You speak of "the nature of consciousness". When we biologists speak of
"the nature of life", we really mean to understand the *activity of living*
as performed by organisms, and we appreciate that we can attribute qualities
to the performance of the activity of living. We do not know so much what
"life" consists of, but we know a lot about how organisms perform the
activity of living, and what comprises the activity of living. We used to
say it took an elan vital to have life, just as some say it takes
psychophysical bridging principles to have consciousness.

Cathy:
All right Anthony, let's try another tack.

If you want to think of subjectivity in terms of a process, then let's do
that. Let's think in particular about the process by which we become aware
that we have subjective consciousness.

Let's assume that there is some set of physioloigcal states, or some set of
physiological processes, or perhaps a mixture of both, which gives rise to
subjective experience (or, if you prefer, to the process of subjective
experiencing). Let's call this set P.

Now let's assert the proposition "I am experiencing subjectively", which
we'll call X. Let us set ourselves the task of establishing whether X is
true. Presumably we will need to postulate some additional physiological
process, let's call it Q, which will examine P (or which will examine the
subjective experiences to which P gives rise) in order to establish the
truth of X. Provided that P exists, and that the process Q works properly,
then Q will prove that X is true.

The problem is, of course, how do we know that Q works properly? We could
postulate some other process R, which establishes the reliability of Q, but
that raises the question of the reliability of R, and so on. It's not hard
to see we soon end up with an infinite regress.

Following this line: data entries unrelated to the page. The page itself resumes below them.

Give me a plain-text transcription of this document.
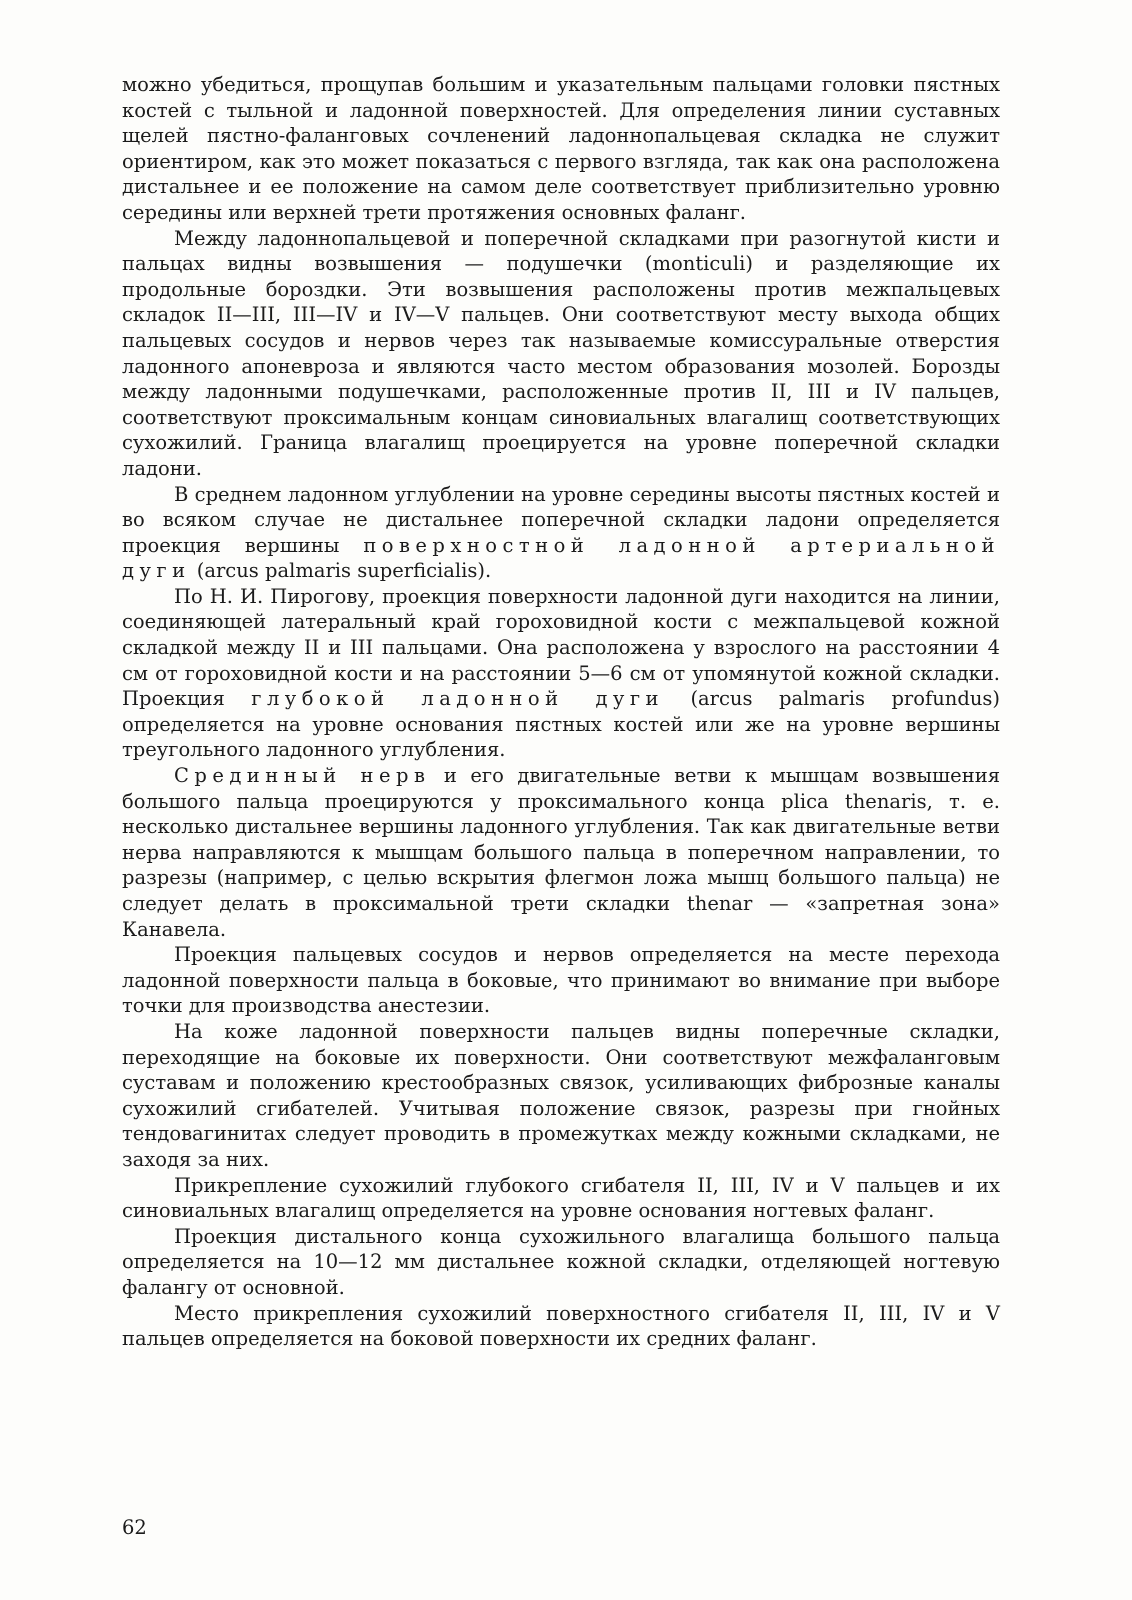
можно убедиться, прощупав большим и указательным пальцами головки пястных костей с тыльной и ладонной поверхностей. Для определения линии суставных щелей пястно-фаланговых сочленений ладоннопальцевая складка не служит ориентиром, как это может показаться с первого взгляда, так как она расположена дистальнее и ее положение на самом деле соответствует приблизительно уровню середины или верхней трети протяжения основных фаланг.

Между ладоннопальцевой и поперечной складками при разогнутой кисти и пальцах видны возвышения — подушечки (monticuli) и разделяющие их продольные бороздки. Эти возвышения расположены против межпальцевых складок II—III, III—IV и IV—V пальцев. Они соответствуют месту выхода общих пальцевых сосудов и нервов через так называемые комиссуральные отверстия ладонного апоневроза и являются часто местом образования мозолей. Борозды между ладонными подушечками, расположенные против II, III и IV пальцев, соответствуют проксимальным концам синовиальных влагалищ соответствующих сухожилий. Граница влагалищ проецируется на уровне поперечной складки ладони.

В среднем ладонном углублении на уровне середины высоты пястных костей и во всяком случае не дистальнее поперечной складки ладони определяется проекция вершины поверхностной ладонной артериальной дуги (arcus palmaris superficialis).

По Н. И. Пирогову, проекция поверхности ладонной дуги находится на линии, соединяющей латеральный край гороховидной кости с межпальцевой кожной складкой между II и III пальцами. Она расположена у взрослого на расстоянии 4 см от гороховидной кости и на расстоянии 5—6 см от упомянутой кожной складки. Проекция глубокой ладонной дуги (arcus palmaris profundus) определяется на уровне основания пястных костей или же на уровне вершины треугольного ладонного углубления.

Срединный нерв и его двигательные ветви к мышцам возвышения большого пальца проецируются у проксимального конца plica thenaris, т. е. несколько дистальнее вершины ладонного углубления. Так как двигательные ветви нерва направляются к мышцам большого пальца в поперечном направлении, то разрезы (например, с целью вскрытия флегмон ложа мышц большого пальца) не следует делать в проксимальной трети складки thenar — «запретная зона» Канавела.

Проекция пальцевых сосудов и нервов определяется на месте перехода ладонной поверхности пальца в боковые, что принимают во внимание при выборе точки для производства анестезии.

На коже ладонной поверхности пальцев видны поперечные складки, переходящие на боковые их поверхности. Они соответствуют межфаланговым суставам и положению крестообразных связок, усиливающих фиброзные каналы сухожилий сгибателей. Учитывая положение связок, разрезы при гнойных тендовагинитах следует проводить в промежутках между кожными складками, не заходя за них.

Прикрепление сухожилий глубокого сгибателя II, III, IV и V пальцев и их синовиальных влагалищ определяется на уровне основания ногтевых фаланг.

Проекция дистального конца сухожильного влагалища большого пальца определяется на 10—12 мм дистальнее кожной складки, отделяющей ногтевую фалангу от основной.

Место прикрепления сухожилий поверхностного сгибателя II, III, IV и V пальцев определяется на боковой поверхности их средних фаланг.

62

In other words, our knowledge that X is true depends critically on
assumptions about the reliability of our physiological processes. But in
practice, our knowledge that we are conscious is not dependent on
assumptions about the reliability of our physiological processes. Even if
we know nothing whatsoever about the physiological processes in our brains,
we can still prove that X is true.

It seems to me that we have the basis for an experiment here. It isn't an
experiment that can be performed yet, but I see no reason why it shouldn't
be performed in principle, and eventually in practice. A purely
physiological system, I predict, will be unable to establish the reliability
of Q and so conclude that it cannot ultimately prove X. The fact that the
human mind can do so indicates a clear violation of supervenience. If we
can observe the brain of a conscious subject being asked to determine if
they are in fact conscious, then I predict we will observe that brain
behaving in a way which violates physiological determinism.

What prediction would your formulation make in this case?